Steve: I first programmed on a PDP8-E computer in secondary school. I programmed both BASIC and machine code on that machine, and programs were stored on rolls of punched paper tape. Eventually, games became just one part of the big picture for me – a computer was a tool, and I liked the intellectual side of creating the game code rather than the actual game itself.
AA: Who else was involved in creating Technician Ted?
Steve: I shared the coding with Dave Cooke (pictured above), my work colleague at the semiconductor factory. We had both grown up in our home town of Lincoln, and as electronic hobbyists, we had the same interests in programming and technical innovation.
AA: How did you get the idea for Technician Ted?
Steve: Technician Ted was based on the actual factory where we worked, Marconi Electronic Devices Ltd. The acronym for the plant was “MEDL” (we all pronounced it as “medal”), so in the game, I made it “MUDL” (muddle). Manic Miner and Jet Set Willy also inspired us – we knew we could improve on many things in those games, but they were still superb products. Matthew Smith did a fine job.
AA: Did you have any problems?
Steve: No, no hitches at all. It was developed in the summer/autumn of 1984 without pressure from anyone. We coded it, and new ideas came along and were incorporated until we’d filled up the memory.
AA: Technician Ted was quite a technical achievement, as noted in the magazines of the time.
Steve: I was pretty proud of the pioneering technical features like the animated tape loader, precision collision detection and countdown clock. Dave and I had a methodical way of going about things due to our scientific backgrounds. And as we built things in silicon in our day jobs, nothing fazed us about computer hardware because we knew the limitations very well.
AA: Looking back today, do you think you made Technician Ted a little too tricky to play?
Steve: In retrospect, maybe it was. The precision pixel detection system was a double-edged sword in that it highlighted just how good it was possible to make it function, but then put an undue burden on the player at times. It took a good five to six months for anyone to crack the game, but the fans seemed to like it.
AA: Technician Ted was very well received, particularly by Crash magazine. Do you remember getting a Crash Smash?
Steve: That was extremely pleasing, and the 96% was its highest-scoring game ever at the time. I enjoyed meeting Roger [Kean, Crash editor] and the guys at Newsfield, Ludlow.
AA: Finally, Steve, what does Technician Ted mean to you today?

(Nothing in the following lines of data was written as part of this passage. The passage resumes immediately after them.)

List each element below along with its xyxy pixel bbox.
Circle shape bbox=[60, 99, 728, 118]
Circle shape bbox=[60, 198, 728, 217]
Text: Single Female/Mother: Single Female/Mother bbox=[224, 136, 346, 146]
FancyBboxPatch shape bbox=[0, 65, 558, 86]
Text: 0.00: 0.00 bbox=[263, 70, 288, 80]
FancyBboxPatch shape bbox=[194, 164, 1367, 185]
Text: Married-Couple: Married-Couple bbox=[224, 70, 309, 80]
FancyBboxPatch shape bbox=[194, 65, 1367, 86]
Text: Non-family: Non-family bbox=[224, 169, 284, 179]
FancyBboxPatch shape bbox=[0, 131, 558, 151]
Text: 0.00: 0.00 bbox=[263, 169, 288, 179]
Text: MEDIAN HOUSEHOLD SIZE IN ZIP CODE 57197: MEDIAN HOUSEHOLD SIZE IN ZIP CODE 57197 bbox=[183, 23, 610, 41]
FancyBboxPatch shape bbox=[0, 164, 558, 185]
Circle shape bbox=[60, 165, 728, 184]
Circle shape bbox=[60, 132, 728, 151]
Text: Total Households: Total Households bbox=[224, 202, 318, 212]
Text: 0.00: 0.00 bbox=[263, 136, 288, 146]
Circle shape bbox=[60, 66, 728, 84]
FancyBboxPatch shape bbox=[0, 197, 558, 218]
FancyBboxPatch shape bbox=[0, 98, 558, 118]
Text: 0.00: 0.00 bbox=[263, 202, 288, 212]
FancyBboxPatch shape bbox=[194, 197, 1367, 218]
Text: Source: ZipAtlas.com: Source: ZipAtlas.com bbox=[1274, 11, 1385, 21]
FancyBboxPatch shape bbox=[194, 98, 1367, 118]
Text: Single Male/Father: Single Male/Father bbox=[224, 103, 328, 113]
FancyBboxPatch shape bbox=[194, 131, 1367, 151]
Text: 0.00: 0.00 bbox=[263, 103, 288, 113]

Steve: Overall, I’m delighted to have been part of the genesis of the UK gaming industry. I like retro games more today than I did back then, as there’s a nostalgic element that obviously wasn’t there when you were immersed in it at the time. I’m glad to have been a kid with an intellectual hobby that enabled me to get into that as a career, and I’m still programming daily and enjoying making electronic projects.